A Balance Transfer Can Be A Useful Tool For Getting Out Of Debt

A promotional rate on a credit card is appealing to anyone. But if you’re trying to pay off debt, benefiting from no interest for 12 to 18 months can give you time to get your financial house in order.

Credit card debt is at an all-time high and rising. Americans collectively owe $1 trillion on credit cards. That’s a big problem, and it goes beyond finances. Too much debt can take a serious toll on a person, sometimes resulting in long-term health consequences

It’s easy to accumulate debt, but figuring out how to manage it can be daunting. One solution for those who want breathing space is a balance transfer — taking out a new credit card with no interest for a limited time and transferring existing debt onto it. 

Say you owe $10,000 on a credit card with an annual percentage rate (APR) of 20%. You get an offer for a new card with 0% interest for 12 months.
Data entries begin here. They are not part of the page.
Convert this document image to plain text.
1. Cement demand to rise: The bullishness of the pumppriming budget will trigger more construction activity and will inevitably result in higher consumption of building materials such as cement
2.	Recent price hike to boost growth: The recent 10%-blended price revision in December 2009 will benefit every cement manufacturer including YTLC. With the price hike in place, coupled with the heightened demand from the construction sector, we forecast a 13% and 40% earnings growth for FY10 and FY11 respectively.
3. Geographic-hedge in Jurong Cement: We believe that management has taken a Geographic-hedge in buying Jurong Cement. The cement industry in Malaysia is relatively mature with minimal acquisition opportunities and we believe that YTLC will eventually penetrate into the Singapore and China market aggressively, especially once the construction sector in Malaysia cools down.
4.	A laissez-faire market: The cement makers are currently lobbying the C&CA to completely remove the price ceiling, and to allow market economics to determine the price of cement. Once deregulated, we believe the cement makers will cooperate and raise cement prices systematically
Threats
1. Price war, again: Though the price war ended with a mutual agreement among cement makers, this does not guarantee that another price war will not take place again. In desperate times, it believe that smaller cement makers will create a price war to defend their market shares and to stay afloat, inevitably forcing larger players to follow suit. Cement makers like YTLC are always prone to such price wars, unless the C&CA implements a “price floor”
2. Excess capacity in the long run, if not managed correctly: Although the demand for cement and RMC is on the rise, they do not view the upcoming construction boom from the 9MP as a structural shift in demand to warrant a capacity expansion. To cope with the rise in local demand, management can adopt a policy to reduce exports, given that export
You might have to pay a fee of 3% or so to transfer the debt, but that fee pays for itself over time. 

Here’s the breakdown: It’s a $300 fee for that $10,000 transfer. Alternatively, if you keep your balance on your current card with a 20% APR, you’d be paying roughly $2,000 in interest alone in a given year. So, using a balance transfer could save you about $1,700 in your first 12 months.

Saving money is the most important reason to consider a balance transfer. The pause on interest gives you the opportunity to lower your monthly payments while reducing debt. 

A balance transfer also provides flexibility in how you manage your finances. That freedom of having an extra $100 or $200 in your budget each month gives you more options. It alleviates that “stuck” feeling of not having enough money to make financial choices. 

Your credit score could improve while you’re making payments. There are many factors that go into a credit score, but paying your bills on time is one of the most important. And if you’re using the money you’re not spending on interest to reduce your debt, that also helps to boost your credit score. 

A balance transfer can be a powerful financing tool. But it’s not for everyone. There are some things to be aware of before transferring debt.

First, you should aim to pay off the transferred balance during the grace period. Figure out how much you’ll need to pay each month to do that. Many people get into trouble when they start making smaller payments and use the excess cash to build up more debt. 

It’s also important that you pay the bill on time. In some cases, you could lose that introductory rate if you pay late. 

To take advantage of a balance transfer, you have to qualify for a sufficient line of credit. You also need to be sure you’re in a position to pay off your debt, not add to it. 

The card associated with your balance transfer should ideally be used only for paying down debt. If you start making purchases or taking cash advances on the card, you could end up deeper in debt. Some cards offer 0% on all transactions made during the promotional period, while others offer that rate only on transfers. 

Cash advances generally aren’t a good idea. They come with interest and fees, and interest starts accruing immediately. If you’re going to take cash out on a card, make sure that’s the only option you have, because it’s expensive. 

It’s worth doing the math to figure out if a balance transfer is a prudent option. Your current bank is a good place to start. It might be willing to offer you a promotional rate. If not, shop around.

Financial institutions have online tools to help you understand balance transfers and other products. Balance transfers are an increasingly popular way of reducing debt, and more banks are offering cards with promotional rates in response to that growing demand. Many also offer tools that can help manage debt and improve credit scores. 

Everyone has a different way of managing finances. For many, it can be confusing. We’re not taught finance in school. Getting it mostly right pays off over time. And a balance transfer can provide the breathing room to figure it all out.

Christopher Fred is executive vice president and head of U.S. credit cards at TD Bank.